Named for Public Theater founder Joe Papp, Joe's Pub at The Public opened in 1998 and plays a vital role in The Public's mission of supporting young artists while providing established artists with an intimate space to perform and develop new work. Joe's Pub presents the best in live music and performance nightly, continuing its commitment to diversity, production values, community and artistic freedom. The organization also offers unique opportunities like New York Voices, an artist commissioning program that provides musicians the resources and tools needed to develop original theater works. Commissioned artists have included Ethan Lipton, Toshi Reagon, Bridget Everett, Allen Toussaint and more. In 2011, the Pub received a top-to-bottom renovation, leading to improved sightlines, expanded seating capacity and a new menu from acclaimed Chef Andrew Carmellini. With its intimate atmosphere and superior acoustics, Joe's Pub presents talent from all over the world as part of The Public's programming downtown at its Astor Place home, hosting approximately 800 shows and serving over 100,000 audience members annually.
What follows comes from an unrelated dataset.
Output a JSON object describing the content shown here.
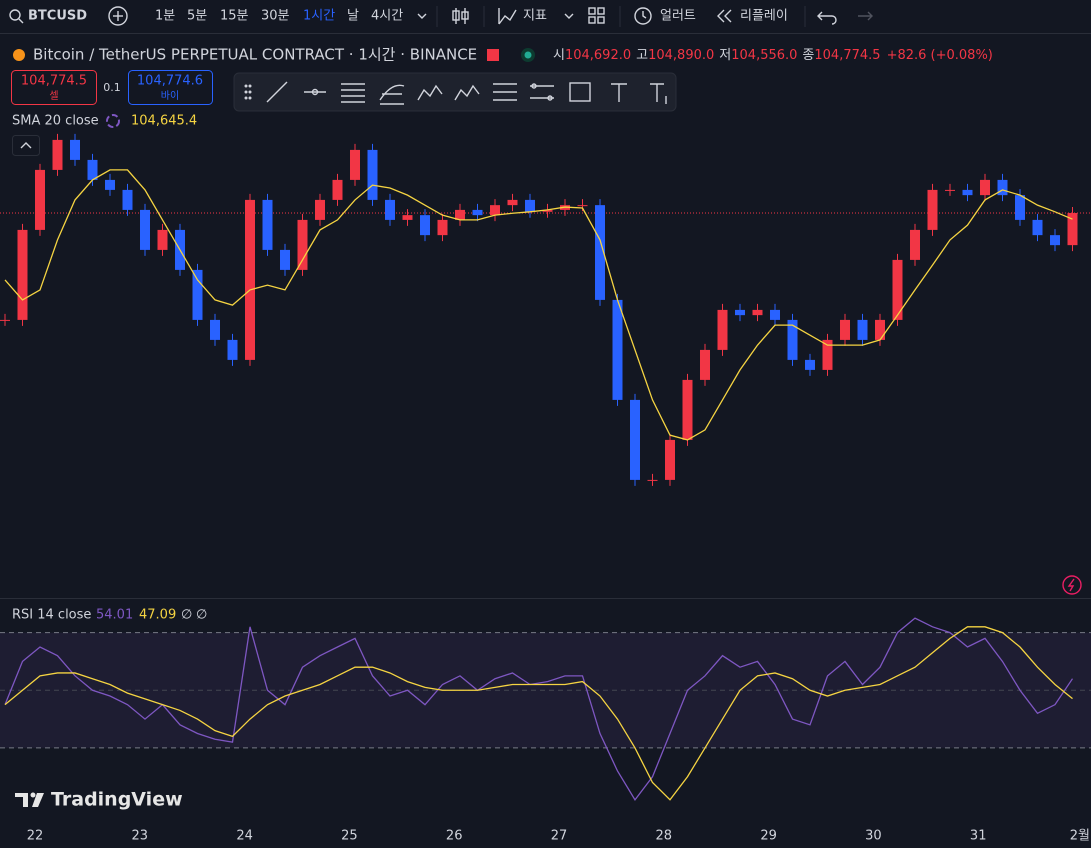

The Public Theater is theater of, by, and for the people. Artist-driven, radically inclusive, and fundamentally democratic, The Public continues the work of its visionary founder Joe Papp as a civic institution engaging, both on-stage and off, with some of the most important ideas and social issues of today. Conceived over 60 years ago as one of the nation's first nonprofit theaters, The Public has long operated on the principles that theater is an essential cultural force and that art and culture belong to everyone. Under the leadership of Artistic Director Oskar Eustis and Executive Director Patrick Willingham, The Public's wide breadth of programming includes an annual season of new work at its landmark home at Astor Place, Free Shakespeare in the Park at the Delacorte Theater in Central Park, The Mobile Unit touring throughout New York City's five boroughs, Public Forum, Under the Radar, Public Studio, Public Works, Public Shakespeare Initiative, and Joe's Pub. Since premiering HAIR in 1967, The Public continues to create the canon of American Theater and is currently represented on Broadway by the Tony Award-winning musical Hamilton by Lin-Manuel Miranda and John Leguizamo's Latin History for Morons. Their programs and productions can also be seen regionally across the country and around the world. The Public has received 59 Tony Awards, 169 Obie Awards, 53 Drama Desk Awards, 54 Lortel Awards, 32 Outer Critic Circle Awards, 13 New York Drama Desk Awards, and 6 Pulitzer Prizes.